14 Aprile 2011 in Centochiodi

Atto d’accusa alla Chiesa di oggi, anzi al papato di oggi, chiaro, secondo me, incontrovertibile. Olmi si affida alla figura di un professore universitario, giovane, bello, ricco, senza nome, ma che tutti chiamano il nazareno, per identificarvi un percorso di riappropriazione della vera chiesa, intesa come comunità, mischiandovi echi cristologici, le parabole narrate, l’appellativo, con richiami più propriamente francescani, la spoliazione iniziale, l’eremitaggio. L’atto di accusa è frontale e forte, rinvigorito dal confronto finale fra l’eminenza e il professore, in cui è chiaro che i libri violati sono tutti libri religiosi o testi filosofici cattolici. Qual’è il peccato ascritto? Il moralismo e la contemporanea assenza di morale, l’intellettualismo, come autosufficienza dell’anima, che è un peccato di orgoglio. E lo scollamento fra dogma/Istituzione e vita reale è affrontato in tutti i suoi aspetti, dal sesso alla diversità di genere, dalla povertà al bisogno di tornare verso la gente, fra la gente.
Olmi ricostruisce una comunità umana simbolica, fatta di semplici, di persone genuine, gente del fiume, ed è il fiume la presenza più spirituale, secondo me, luogo del fantastico con i battelli che stupisco fellinianemente gli individui, luogo aggredito dalle istituzioni, personificazione della civiltà moderna.

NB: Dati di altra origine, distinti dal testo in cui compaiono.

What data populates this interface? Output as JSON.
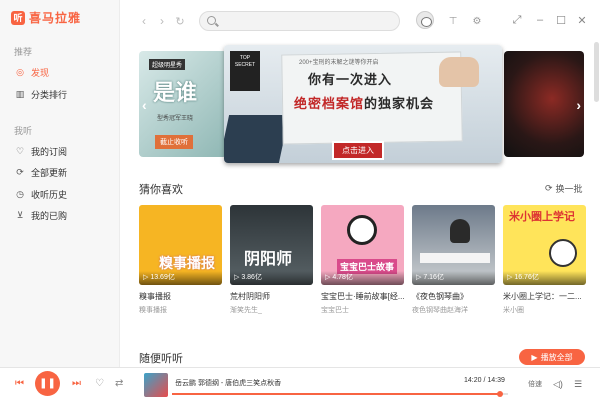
{
  "app": {
    "logo_mark": "听",
    "logo_text": "喜马拉雅"
  },
  "sidebar": {
    "section1_title": "推荐",
    "section2_title": "我听",
    "items": [
      {
        "label": "发现",
        "icon": "compass-icon",
        "active": true
      },
      {
        "label": "分类排行",
        "icon": "ranking-icon",
        "active": false
      },
      {
        "label": "我的订阅",
        "icon": "heart-icon",
        "active": false
      },
      {
        "label": "全部更新",
        "icon": "refresh-circle-icon",
        "active": false
      },
      {
        "label": "收听历史",
        "icon": "clock-icon",
        "active": false
      },
      {
        "label": "我的已购",
        "icon": "cart-icon",
        "active": false
      }
    ]
  },
  "topbar": {
    "search_placeholder": ""
  },
  "banner": {
    "left": {
      "tag": "超级明星秀",
      "title": "是谁",
      "subtitle": "型秀冠军王晓",
      "button": "截止收听"
    },
    "main": {
      "top_text": "200+宝刑的末解之谜等你开启",
      "line1": "你有一次进入",
      "line2_red": "绝密档案馆",
      "line2_rest": "的独家机会",
      "cta": "点击进入"
    }
  },
  "guess": {
    "title": "猜你喜欢",
    "refresh_label": "换一批",
    "cards": [
      {
        "title": "糗事播报",
        "sub": "糗事播报",
        "plays": "13.69亿",
        "cover_text": "糗事播报"
      },
      {
        "title": "荒村阴阳师",
        "sub": "渐笑先生_",
        "plays": "3.86亿",
        "cover_text": "阴阳师"
      },
      {
        "title": "宝宝巴士·睡前故事[经...",
        "sub": "宝宝巴士",
        "plays": "4.78亿",
        "cover_text": "宝宝巴士故事"
      },
      {
        "title": "《夜色钢琴曲》",
        "sub": "夜色钢琴曲赵海洋",
        "plays": "7.16亿",
        "cover_text": ""
      },
      {
        "title": "米小圈上学记：一二...",
        "sub": "米小圈",
        "plays": "16.76亿",
        "cover_text": "米小圈上学记"
      }
    ]
  },
  "random": {
    "title": "随便听听",
    "play_all": "播放全部"
  },
  "player": {
    "title": "岳云鹏 郭德纲 - 唐伯虎三笑点秋香",
    "current": "14:20",
    "total": "14:39",
    "progress": 0.976,
    "speed_label": "倍速"
  }
}
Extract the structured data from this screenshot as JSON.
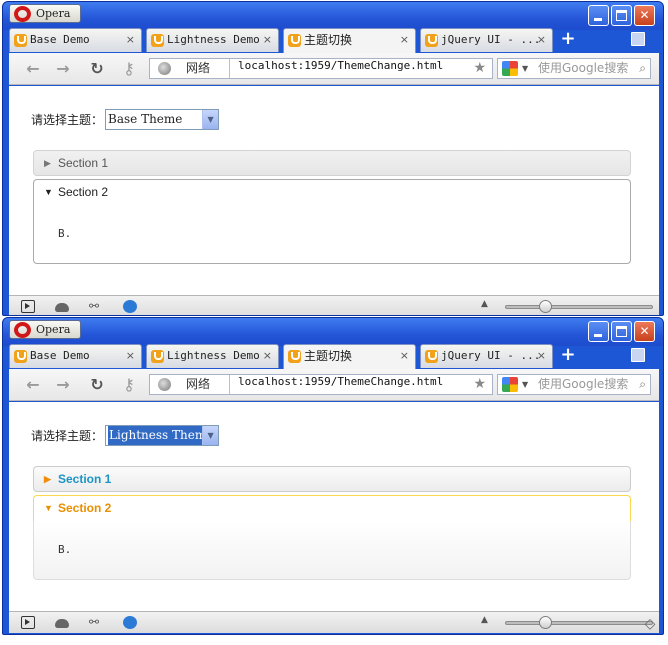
{
  "windows": [
    {
      "opera_button": "Opera",
      "tabs": [
        {
          "label": "Base Demo",
          "close": "×"
        },
        {
          "label": "Lightness Demo",
          "close": "×"
        },
        {
          "label": "主题切换",
          "close": "×"
        },
        {
          "label": "jQuery UI - ...",
          "close": "×"
        }
      ],
      "new_tab": "+",
      "address": {
        "zone": "网络",
        "url": "localhost:1959/ThemeChange.html"
      },
      "search": {
        "placeholder": "使用Google搜索"
      },
      "page": {
        "theme_label": "请选择主题：",
        "theme_selected": "Base Theme",
        "sections": [
          {
            "title": "Section 1",
            "expanded": false
          },
          {
            "title": "Section 2",
            "expanded": true,
            "content": "B."
          }
        ]
      }
    },
    {
      "opera_button": "Opera",
      "tabs": [
        {
          "label": "Base Demo",
          "close": "×"
        },
        {
          "label": "Lightness Demo",
          "close": "×"
        },
        {
          "label": "主题切换",
          "close": "×"
        },
        {
          "label": "jQuery UI - ...",
          "close": "×"
        }
      ],
      "new_tab": "+",
      "address": {
        "zone": "网络",
        "url": "localhost:1959/ThemeChange.html"
      },
      "search": {
        "placeholder": "使用Google搜索"
      },
      "page": {
        "theme_label": "请选择主题：",
        "theme_selected": "Lightness Theme",
        "sections": [
          {
            "title": "Section 1",
            "expanded": false
          },
          {
            "title": "Section 2",
            "expanded": true,
            "content": "B."
          }
        ]
      }
    }
  ],
  "colors": {
    "window_frame": "#1e57d6",
    "base_header_text": "#555555",
    "lightness_header_text": "#1c94c4",
    "lightness_active_text": "#eb8f00",
    "lightness_active_border": "#fbd850"
  }
}
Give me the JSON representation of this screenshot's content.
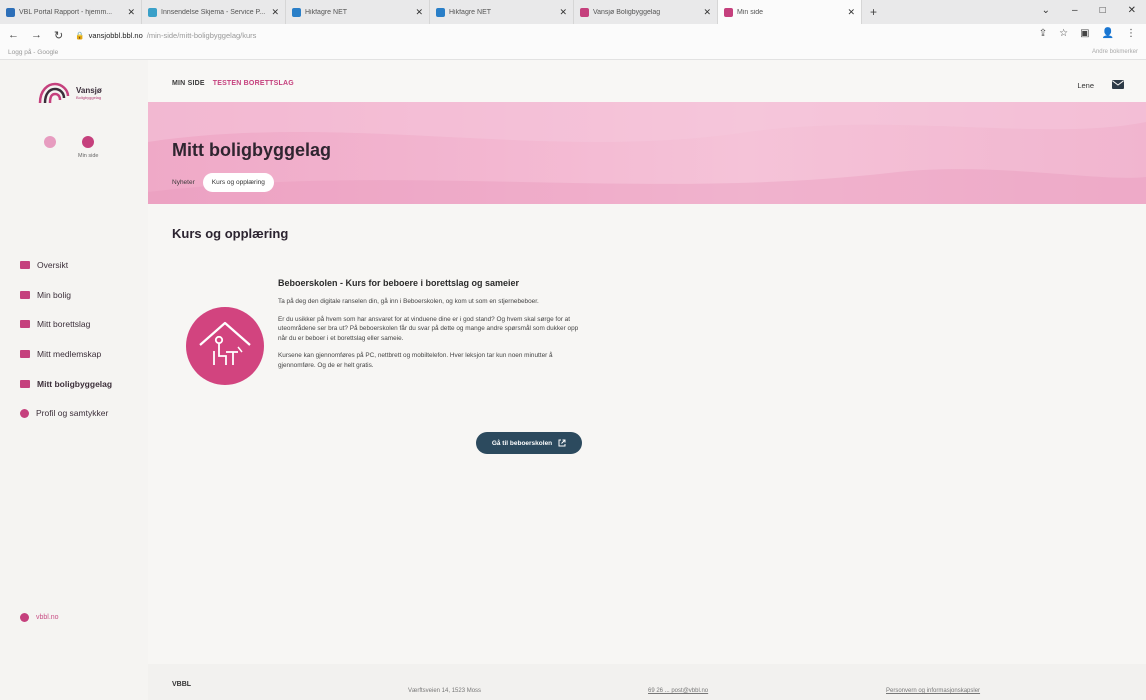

In ciò c’è quasi una sfumatura anarchica, decisamente troppo forte, in cui confluisce una memoria nostalgica di luoghi incontaminati.
Personalmente ritengo che il messaggio e il contenuto del film si ripercuotano negativammente sulla messa in scena., che il tutto avesse un bisogno maggiore di ordine, che l’enfasi gli prenda la mano.
La scena dei libri inchiodati in biblioteca è figurativamente bellissima.